I hope when your doing your testing.....you have a hose attached to your hose barb? If you do Not. You are not achieving a good syphon. I bet if you attach a hose to it and let the hose hang down below your valve, you'll find that it will suck almost all of the liquid out that you have left now. Your picture shows no hose.

Correct, I did not have a hose hooked up. I didn't realize that by not having it I was limiting the siphon. I had another person confirm the same thing.

I have a 2' length of 3/8" high-temp silicone tubing that I bought specifically to put on the barb when I transfer the wort..so tonight I will hook that up and give it another test to see if that fixes it.
 
Some liquid left is fine..over a gallon left is not fine lol. I've got my fingers crossed that this helps a lot more. :D About how much liquid should I expect to have left after?
 
Some liquid left is fine..over a gallon left is not fine lol. I've got my fingers crossed that this helps a lot more. :D About how much liquid should I expect to have left after?
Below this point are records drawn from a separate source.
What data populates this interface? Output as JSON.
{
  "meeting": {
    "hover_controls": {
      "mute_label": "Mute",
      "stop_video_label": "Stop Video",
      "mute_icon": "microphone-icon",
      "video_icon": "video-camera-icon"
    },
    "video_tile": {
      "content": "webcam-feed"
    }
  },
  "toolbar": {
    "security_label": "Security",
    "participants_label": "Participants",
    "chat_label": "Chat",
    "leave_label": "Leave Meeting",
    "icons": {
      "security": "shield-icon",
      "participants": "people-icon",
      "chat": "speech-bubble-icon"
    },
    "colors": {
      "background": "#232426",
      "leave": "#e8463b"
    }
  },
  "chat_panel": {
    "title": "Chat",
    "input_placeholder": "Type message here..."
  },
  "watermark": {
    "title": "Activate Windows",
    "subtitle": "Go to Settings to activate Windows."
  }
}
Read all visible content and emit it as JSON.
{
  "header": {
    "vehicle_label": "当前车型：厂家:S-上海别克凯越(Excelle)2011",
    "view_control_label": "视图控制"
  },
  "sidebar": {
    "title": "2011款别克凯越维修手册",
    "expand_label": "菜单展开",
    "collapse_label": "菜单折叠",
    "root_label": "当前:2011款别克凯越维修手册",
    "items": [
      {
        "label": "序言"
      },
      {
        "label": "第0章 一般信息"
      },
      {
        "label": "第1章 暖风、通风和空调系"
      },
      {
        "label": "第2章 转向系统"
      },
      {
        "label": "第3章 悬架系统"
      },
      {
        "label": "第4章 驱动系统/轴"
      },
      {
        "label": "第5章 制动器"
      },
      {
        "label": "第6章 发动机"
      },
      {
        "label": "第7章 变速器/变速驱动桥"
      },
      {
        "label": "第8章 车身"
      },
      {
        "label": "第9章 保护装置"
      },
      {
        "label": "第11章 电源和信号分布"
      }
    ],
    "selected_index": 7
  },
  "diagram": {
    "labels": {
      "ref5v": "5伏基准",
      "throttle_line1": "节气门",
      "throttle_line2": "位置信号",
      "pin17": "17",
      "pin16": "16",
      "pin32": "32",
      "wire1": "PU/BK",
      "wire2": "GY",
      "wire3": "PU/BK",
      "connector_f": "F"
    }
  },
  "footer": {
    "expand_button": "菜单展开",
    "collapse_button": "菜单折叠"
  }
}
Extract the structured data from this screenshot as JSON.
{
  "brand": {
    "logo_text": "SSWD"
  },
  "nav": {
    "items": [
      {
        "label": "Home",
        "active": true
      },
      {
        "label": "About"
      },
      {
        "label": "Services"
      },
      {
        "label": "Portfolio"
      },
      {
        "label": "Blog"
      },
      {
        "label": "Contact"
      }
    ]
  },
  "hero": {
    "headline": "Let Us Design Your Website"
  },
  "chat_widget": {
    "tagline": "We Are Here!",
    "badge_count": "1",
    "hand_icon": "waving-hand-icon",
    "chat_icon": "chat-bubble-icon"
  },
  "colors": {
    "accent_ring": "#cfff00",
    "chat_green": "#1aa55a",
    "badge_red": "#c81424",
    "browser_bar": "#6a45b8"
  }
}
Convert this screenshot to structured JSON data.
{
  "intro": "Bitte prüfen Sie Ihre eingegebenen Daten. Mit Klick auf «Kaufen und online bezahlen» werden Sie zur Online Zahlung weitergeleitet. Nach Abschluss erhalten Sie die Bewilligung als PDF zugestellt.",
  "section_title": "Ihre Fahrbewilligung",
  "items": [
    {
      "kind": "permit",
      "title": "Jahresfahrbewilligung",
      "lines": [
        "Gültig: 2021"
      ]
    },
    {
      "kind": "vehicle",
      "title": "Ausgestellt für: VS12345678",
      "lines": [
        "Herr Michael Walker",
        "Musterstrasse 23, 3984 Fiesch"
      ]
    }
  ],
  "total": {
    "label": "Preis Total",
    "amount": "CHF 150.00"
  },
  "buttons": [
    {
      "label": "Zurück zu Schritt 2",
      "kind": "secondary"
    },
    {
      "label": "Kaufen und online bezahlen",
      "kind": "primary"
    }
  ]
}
My guess would be a less than a quarter gallon.
 
I got it to work!!! I just needrd to attach a hose to the barb adapter and presto! I had just about 3/4 of a quart leftover inside. Thanks everyone!!
 
Also, the outside has a small leak where the valve connects to the nipple connector at the washers. I'm currently unable to unscrew it, or I would try and add an o-ring..

I had similar issues when I built mine. I used one of these between the cooler and the first washer. Worked perfectly and I haven't had to mess with it in 2 years.